Elena si solleva con uno scatto e si getta fra le mie braccia, stringendomi con forza, aggrappandosi a me come se potessi essere la sua ancora di salvezza.

Dovrei staccarmi, sarebbe la cosa migliore da fare. E invece mi ritrovo a ricambiare l’abbraccio, con un sentimento che credevo di non essere capace di dimostrare. Affondo la mano nella sua chioma e le carezzo la schiena, mentre ascolto i suoi singhiozzi rompersi contro il mio petto.
- Oh Ikki – dice, scostandosi leggermente per guardarmi negli occhi – temevo che non ti avrei mai più rivisto.
- Lo so – rispondo e non aggiunto altro. Cosa potrei dire, ancora? Durante la battaglia contro Hades, non ero sicuro nemmeno io che sarei sopravvissuto. Ma non è questo ciò che conta adesso. Ora, voglio solo lasciarmi il passato alle spalle e trovare finalmente la pace.
- Ikki, perdona l’irruenza, ma sono davvero felice di rivederti, dopo tutto questo tempo.
- Non scusarti.
- Perché sei tornato qui? Credevo che ti fossi dimenticato di questo posto, ormai.

La verità vuole fuggire dalle mie labbra. Vuole oltrepassare la barriera dei denti e irrompere nella realtà, rendendo veri i sentimenti che ho riscoperto nel mio cuore.

Elena mi osserva, in attesa. Nei suoi occhi vedo riflesso l’intero firmamento. Le carezzo una guancia e lei abbassa le palpebre, appoggiando il capo contro il mio palmo.
- Sono qui per te.

L’ho detto. Al fine, ho confessato l’inconfessabile, ciò che in passato non avrei mai nemmeno osato pensare.

Elena riapre gli occhi e le sue gote s’imporporano. Mi prende la mano e la stringe fra le sue sporche di terra.
- Hai trovato il tuo luogo di ristoro, Fenice? – mi chiede.

Le sorrido, baciandole le dita.
- Credo di aver trovato il mio nido, alla fine – rispondo, non senza un certo imbarazzo.
- Allora vieni, riposati – dice, cingendomi il collo – e lascia che mi prenda cura di te, Ikki.

Il passato è passato, è questa l’unica autentica verità.
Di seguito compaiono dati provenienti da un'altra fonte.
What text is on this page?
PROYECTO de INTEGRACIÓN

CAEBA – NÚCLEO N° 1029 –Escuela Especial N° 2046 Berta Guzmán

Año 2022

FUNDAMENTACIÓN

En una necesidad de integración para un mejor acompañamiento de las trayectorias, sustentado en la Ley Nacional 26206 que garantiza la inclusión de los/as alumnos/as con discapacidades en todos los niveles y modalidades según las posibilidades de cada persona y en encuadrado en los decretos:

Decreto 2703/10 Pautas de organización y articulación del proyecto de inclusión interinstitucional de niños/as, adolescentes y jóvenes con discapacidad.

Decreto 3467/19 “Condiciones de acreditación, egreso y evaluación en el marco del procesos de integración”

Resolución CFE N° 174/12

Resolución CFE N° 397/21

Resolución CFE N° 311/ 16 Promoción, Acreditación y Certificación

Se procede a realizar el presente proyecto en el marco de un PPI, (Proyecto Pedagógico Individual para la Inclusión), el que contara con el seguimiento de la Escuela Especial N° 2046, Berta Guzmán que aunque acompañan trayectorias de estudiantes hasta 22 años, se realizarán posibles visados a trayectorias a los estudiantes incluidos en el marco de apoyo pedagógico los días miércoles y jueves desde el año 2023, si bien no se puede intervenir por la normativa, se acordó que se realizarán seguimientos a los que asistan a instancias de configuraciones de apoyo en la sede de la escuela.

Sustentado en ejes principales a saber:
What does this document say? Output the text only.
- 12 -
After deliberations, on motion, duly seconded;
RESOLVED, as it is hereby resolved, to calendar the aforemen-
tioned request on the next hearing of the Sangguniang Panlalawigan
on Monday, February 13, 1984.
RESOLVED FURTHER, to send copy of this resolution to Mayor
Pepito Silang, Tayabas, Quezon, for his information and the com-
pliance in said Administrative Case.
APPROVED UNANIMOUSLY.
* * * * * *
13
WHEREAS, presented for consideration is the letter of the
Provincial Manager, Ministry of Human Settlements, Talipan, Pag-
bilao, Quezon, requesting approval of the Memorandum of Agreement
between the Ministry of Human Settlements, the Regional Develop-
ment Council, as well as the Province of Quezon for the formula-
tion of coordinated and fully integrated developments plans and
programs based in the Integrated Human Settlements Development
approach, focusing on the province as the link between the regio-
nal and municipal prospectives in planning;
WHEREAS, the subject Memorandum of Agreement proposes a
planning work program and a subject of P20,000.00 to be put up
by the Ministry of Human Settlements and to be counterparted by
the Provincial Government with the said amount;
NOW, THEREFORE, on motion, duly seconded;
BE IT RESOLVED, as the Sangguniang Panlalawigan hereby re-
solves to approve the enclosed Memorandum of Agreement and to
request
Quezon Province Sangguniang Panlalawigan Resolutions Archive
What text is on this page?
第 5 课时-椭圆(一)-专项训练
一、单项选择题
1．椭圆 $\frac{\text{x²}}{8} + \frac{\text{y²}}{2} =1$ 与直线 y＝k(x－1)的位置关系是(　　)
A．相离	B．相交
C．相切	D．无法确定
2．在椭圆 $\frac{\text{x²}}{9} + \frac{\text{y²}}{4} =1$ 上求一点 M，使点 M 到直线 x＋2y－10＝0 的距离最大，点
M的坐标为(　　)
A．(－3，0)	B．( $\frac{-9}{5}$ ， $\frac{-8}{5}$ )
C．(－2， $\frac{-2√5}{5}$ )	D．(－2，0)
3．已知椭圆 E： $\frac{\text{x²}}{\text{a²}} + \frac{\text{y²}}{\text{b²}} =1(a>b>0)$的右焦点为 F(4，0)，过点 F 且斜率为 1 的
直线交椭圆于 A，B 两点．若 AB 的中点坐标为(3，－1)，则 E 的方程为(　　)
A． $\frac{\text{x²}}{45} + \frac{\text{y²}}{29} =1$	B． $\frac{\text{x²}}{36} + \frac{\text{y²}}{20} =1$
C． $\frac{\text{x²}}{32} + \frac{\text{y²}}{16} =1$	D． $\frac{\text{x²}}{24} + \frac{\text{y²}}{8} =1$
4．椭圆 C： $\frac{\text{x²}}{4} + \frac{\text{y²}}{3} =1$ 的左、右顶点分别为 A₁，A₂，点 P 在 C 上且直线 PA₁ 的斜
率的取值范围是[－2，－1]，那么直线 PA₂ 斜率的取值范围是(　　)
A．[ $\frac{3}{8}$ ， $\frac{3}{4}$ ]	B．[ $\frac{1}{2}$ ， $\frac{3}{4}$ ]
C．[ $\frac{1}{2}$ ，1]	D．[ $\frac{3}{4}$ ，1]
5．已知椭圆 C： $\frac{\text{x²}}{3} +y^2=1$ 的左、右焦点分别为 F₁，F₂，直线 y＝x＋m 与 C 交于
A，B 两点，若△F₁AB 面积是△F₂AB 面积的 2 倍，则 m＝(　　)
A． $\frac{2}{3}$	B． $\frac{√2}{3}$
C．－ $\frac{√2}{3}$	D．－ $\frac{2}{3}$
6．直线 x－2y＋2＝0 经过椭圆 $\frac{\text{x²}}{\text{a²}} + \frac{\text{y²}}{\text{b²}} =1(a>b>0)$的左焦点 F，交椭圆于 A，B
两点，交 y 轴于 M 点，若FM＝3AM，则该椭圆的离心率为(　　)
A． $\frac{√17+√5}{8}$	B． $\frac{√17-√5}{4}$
Ma, anche se non lo dimenticherò mai, perché non posso vivere un nuovo futuro accanto ad una persona che ho imparato ad amare?

Qui, sull’isola di Kanon, Ikki di Phoenix ha finalmente trovato la pace.

 

 

 

 

 

 

 

 

1 frase detta da Ikki nell’episodio n° 54 dell’anime.

 

 

 

 

 

Angolino dell’autrice:

Ok, non so fino a che punto questa... ehm... cosa... abbia senso, ma languiva nei meandri del mio pc da almeno un anno e ho voluto mettervi il punto.

Non so se vi ricordate di Elena, la bambina che Ikki salva negli episodi 54 e 55 dai discepoli di Shaka. Ecco, vi starete chiedendo come mai abbia scelto proprio lei come eventuale compagna del Cavaliere. I motivi sono due e vi avverto che uno è serio e l’altro poco serio:

1 – entrambi hanno perduto una persona cara e ho immaginato che, in qualche modo, questo li avesse legati. In fondo, Ikki ha un buon cuore e non avrebbe mai e poi mai abbandonato una bambina al suo destino.

2 – mi chiamo Elena. Ebbene sì, sentire il mio nome urlato da Ikki – che amo da quando avevo 5 anni – mi ha sempre emozionata, per cui non potevo non shipparli almeno un po’.

Detto questo, spero che la storia vi sia piaciuta almeno un pochino e chiedo perdono per aver sconfinato nell’OOC, ma era necessario, considerando che sono passati più di 10 anni dagli avvenimenti a cui faccio riferimento.